One becomes bewildered at the tone of Gen. Sanchez’s rebuttal to the Bush radio address, especially if collating both his present advice and criticism of Iraq with his own past tenure there–a similar syndrome to the supposedly sensational charges of the Scott McClellan memoirs, given the latter’s utter incompetence and inability at a time of war to articulate, expound, and defend what the U.S. was trying to do in Iraq–all akin to those — cf. Michael Scheuer, Richard Clark, et al. — who could not capture, much less kill bin Laden in the 1990s, nor trace down the 9/11 terrorists before 9/11.
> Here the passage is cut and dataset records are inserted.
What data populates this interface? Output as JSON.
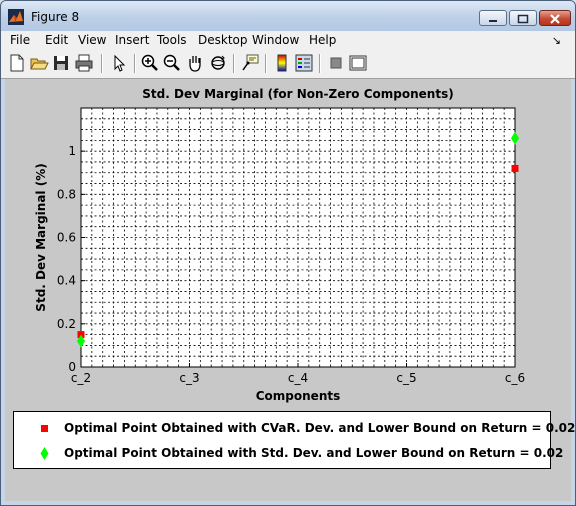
{
  "window": {
    "title": "Figure 8",
    "menu": [
      "File",
      "Edit",
      "View",
      "Insert",
      "Tools",
      "Desktop",
      "Window",
      "Help"
    ]
  },
  "toolbar": {
    "icons": [
      "new-figure-icon",
      "open-file-icon",
      "save-icon",
      "print-icon",
      "edit-plot-arrow-icon",
      "zoom-in-icon",
      "zoom-out-icon",
      "pan-hand-icon",
      "rotate-3d-icon",
      "data-cursor-icon",
      "insert-colorbar-icon",
      "insert-legend-icon",
      "hide-plot-tools-icon",
      "show-plot-tools-icon"
    ]
  },
  "chart_data": {
    "type": "scatter",
    "title": "Std. Dev Marginal (for Non-Zero Components)",
    "xlabel": "Components",
    "ylabel": "Std. Dev Marginal (%)",
    "x_tick_labels": [
      "c_2",
      "c_3",
      "c_4",
      "c_5",
      "c_6"
    ],
    "xlim": [
      2,
      6
    ],
    "ylim": [
      0,
      1.2
    ],
    "y_ticks": [
      0,
      0.2,
      0.4,
      0.6,
      0.8,
      1
    ],
    "y_tick_labels": [
      "0",
      "0.2",
      "0.4",
      "0.6",
      "0.8",
      "1"
    ],
    "grid": true,
    "series": [
      {
        "name": "Optimal Point Obtained with CVaR. Dev. and Lower Bound on Return = 0.02",
        "marker": "square",
        "color": "#ff0000",
        "points": [
          {
            "x": 2,
            "y": 0.15
          },
          {
            "x": 6,
            "y": 0.92
          }
        ]
      },
      {
        "name": "Optimal Point Obtained with Std. Dev. and Lower Bound on Return = 0.02",
        "marker": "diamond",
        "color": "#00ff00",
        "points": [
          {
            "x": 2,
            "y": 0.12
          },
          {
            "x": 6,
            "y": 1.06
          }
        ]
      }
    ]
  }
}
In all these cases, there is dismal pattern: a mediocre functionary keeps quiet about the mess around him, muddles through, senses that things aren’t going right, finds himself on the losing end of political infighting, is forced out or quits, seethes that his genius wasn’t recognized, takes no responsibility for his own failures, worries he might be scape-goated, and at last senses that either a New York publisher or the anti-war Left, or both, will be willing to offer him cash or notoriety — but only if he serves their needs by trashing his former colleagues in a manner he never would while on the job.
Note that none offered to resign as a matter of principle when they were not yet in a precarious position; all post facto found some sort of profit in timing the proper occasion to level the “J’ accuse!”
But this is now all as predictable as it is monotonous.